Credited as “Herself,” Brown Eyes is one of many bovine specimens on a cattle farm somewhere in the southwest (actually shot on location in Kingman, AZ) that bonds with Keaton’s character after he removes a rock from her hoof. This gentle act on the rough frontier is what separates Keaton’s character – named “Friendless” – from the veteran ranch hands that surround them. Friendless and Brown Eyes are soon eating together, conspiring together, and protecting each other from danger after only a day. First sight. It’s pure acting, pure experience, captured out of thin air.
It’s not romance, but on screen it’s definitely some kind of love.
Connor Davis, Blogger
Lost in Translation (2003):
Love is an interesting catch-all: you love your partner; you love your dog; you love your siblings. Love is love, I say, in all forms. And it’s confusing. It’s hard. It’s beautiful. Sometimes it is so, so painful. And not many films navigate this intoxicating feeling in one specific form with so much poignancy as Sofia Coppola’s Lost in Translation.
The film’s “couple” is Bob (Bill Murray) and Charlotte (Scarlett Johansson), disaffected Americans jet-lagged and existential in Tokyo. They’re a long way from home but somehow further from themselves.

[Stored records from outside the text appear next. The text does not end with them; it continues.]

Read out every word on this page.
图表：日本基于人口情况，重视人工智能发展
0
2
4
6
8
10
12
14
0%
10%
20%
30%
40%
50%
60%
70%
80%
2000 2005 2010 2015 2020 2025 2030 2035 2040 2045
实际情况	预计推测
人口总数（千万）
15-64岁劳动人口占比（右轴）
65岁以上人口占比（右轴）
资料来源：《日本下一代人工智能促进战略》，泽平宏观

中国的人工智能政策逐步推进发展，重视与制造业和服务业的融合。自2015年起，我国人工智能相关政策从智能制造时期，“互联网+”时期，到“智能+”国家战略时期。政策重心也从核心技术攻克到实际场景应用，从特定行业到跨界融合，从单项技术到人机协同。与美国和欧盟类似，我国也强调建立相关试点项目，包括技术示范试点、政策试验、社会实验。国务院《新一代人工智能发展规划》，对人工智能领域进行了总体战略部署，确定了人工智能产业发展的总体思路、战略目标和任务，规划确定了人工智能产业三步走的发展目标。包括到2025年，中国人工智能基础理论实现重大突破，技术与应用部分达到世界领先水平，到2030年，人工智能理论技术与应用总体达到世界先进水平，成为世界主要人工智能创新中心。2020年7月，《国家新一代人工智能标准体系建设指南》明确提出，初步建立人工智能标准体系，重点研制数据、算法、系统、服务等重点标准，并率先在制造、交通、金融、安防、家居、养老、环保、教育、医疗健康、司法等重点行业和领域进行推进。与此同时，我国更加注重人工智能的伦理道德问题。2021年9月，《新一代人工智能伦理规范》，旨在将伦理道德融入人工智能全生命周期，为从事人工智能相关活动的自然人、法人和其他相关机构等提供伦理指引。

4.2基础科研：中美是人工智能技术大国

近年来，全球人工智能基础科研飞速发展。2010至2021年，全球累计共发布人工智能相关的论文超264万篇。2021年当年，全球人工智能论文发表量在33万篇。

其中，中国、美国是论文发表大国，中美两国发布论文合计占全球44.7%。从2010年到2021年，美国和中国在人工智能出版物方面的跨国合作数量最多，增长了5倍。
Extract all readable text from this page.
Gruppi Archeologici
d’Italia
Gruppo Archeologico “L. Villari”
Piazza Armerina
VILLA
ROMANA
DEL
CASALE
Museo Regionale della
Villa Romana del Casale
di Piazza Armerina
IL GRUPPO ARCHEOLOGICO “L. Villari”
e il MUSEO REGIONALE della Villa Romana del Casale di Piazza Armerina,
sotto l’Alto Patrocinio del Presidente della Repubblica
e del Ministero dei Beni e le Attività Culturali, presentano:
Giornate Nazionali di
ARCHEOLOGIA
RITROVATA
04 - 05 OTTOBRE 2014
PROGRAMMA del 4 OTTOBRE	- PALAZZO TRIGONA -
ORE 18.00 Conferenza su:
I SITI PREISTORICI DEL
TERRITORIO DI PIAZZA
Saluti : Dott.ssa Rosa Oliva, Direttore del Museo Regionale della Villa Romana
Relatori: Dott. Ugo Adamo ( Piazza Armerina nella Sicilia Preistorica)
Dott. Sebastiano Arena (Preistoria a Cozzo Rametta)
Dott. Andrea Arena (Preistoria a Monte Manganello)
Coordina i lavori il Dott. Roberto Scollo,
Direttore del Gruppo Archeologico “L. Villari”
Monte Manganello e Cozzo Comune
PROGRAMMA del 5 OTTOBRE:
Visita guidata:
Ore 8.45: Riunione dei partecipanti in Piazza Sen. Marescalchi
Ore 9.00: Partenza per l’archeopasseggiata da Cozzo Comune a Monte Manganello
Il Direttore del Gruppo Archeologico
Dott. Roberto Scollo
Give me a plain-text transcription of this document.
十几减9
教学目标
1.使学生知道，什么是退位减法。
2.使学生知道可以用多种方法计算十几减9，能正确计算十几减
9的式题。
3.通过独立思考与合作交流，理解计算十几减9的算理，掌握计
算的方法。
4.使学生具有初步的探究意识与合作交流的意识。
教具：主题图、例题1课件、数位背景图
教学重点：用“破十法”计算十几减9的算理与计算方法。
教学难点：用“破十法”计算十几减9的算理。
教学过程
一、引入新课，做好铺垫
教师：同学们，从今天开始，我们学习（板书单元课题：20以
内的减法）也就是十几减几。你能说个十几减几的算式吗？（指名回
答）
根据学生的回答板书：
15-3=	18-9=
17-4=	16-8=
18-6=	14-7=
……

When they first encounter each other by chance in the hotel bar, the environment alien and bustling, high up in the building overlooking the sprawl that is the Japanese capital, the two fall into conversation with the greatest of ease.
Throughout the film, the two explore the largest metropolis in the world, mostly at night, sometimes with Japanese locals but always together. It is clear from the beginning that there is a connection there. Their sardonic quips and warm smiles and moments of questionably long eye contact tell us as much. But the audience is left a bit confused as to the true feelings held by each party.
But here lies the thesis of the film: there are these strong connections that one time in our lives feel so intoxicating but evaporate like the dew in mid-morning. They just don’t work. Whether it is a relationship proper, a friendship, or an emotional affair, few of us are foreign to this weird and life-halting experience of brief but powerful love. And, as is the case with Bob and Charlotte, their love, whatever it may contain, cannot be realized for various reasons.
In the final scene where Bob and Charlotte embrace, Bob whispers something inaudible into Charlotte’s ear. We can’t know what he says. And we never will. And this directorial choice highlights both their unique relationship and even the inability to describe the love they share for each other. It transcends language and reason.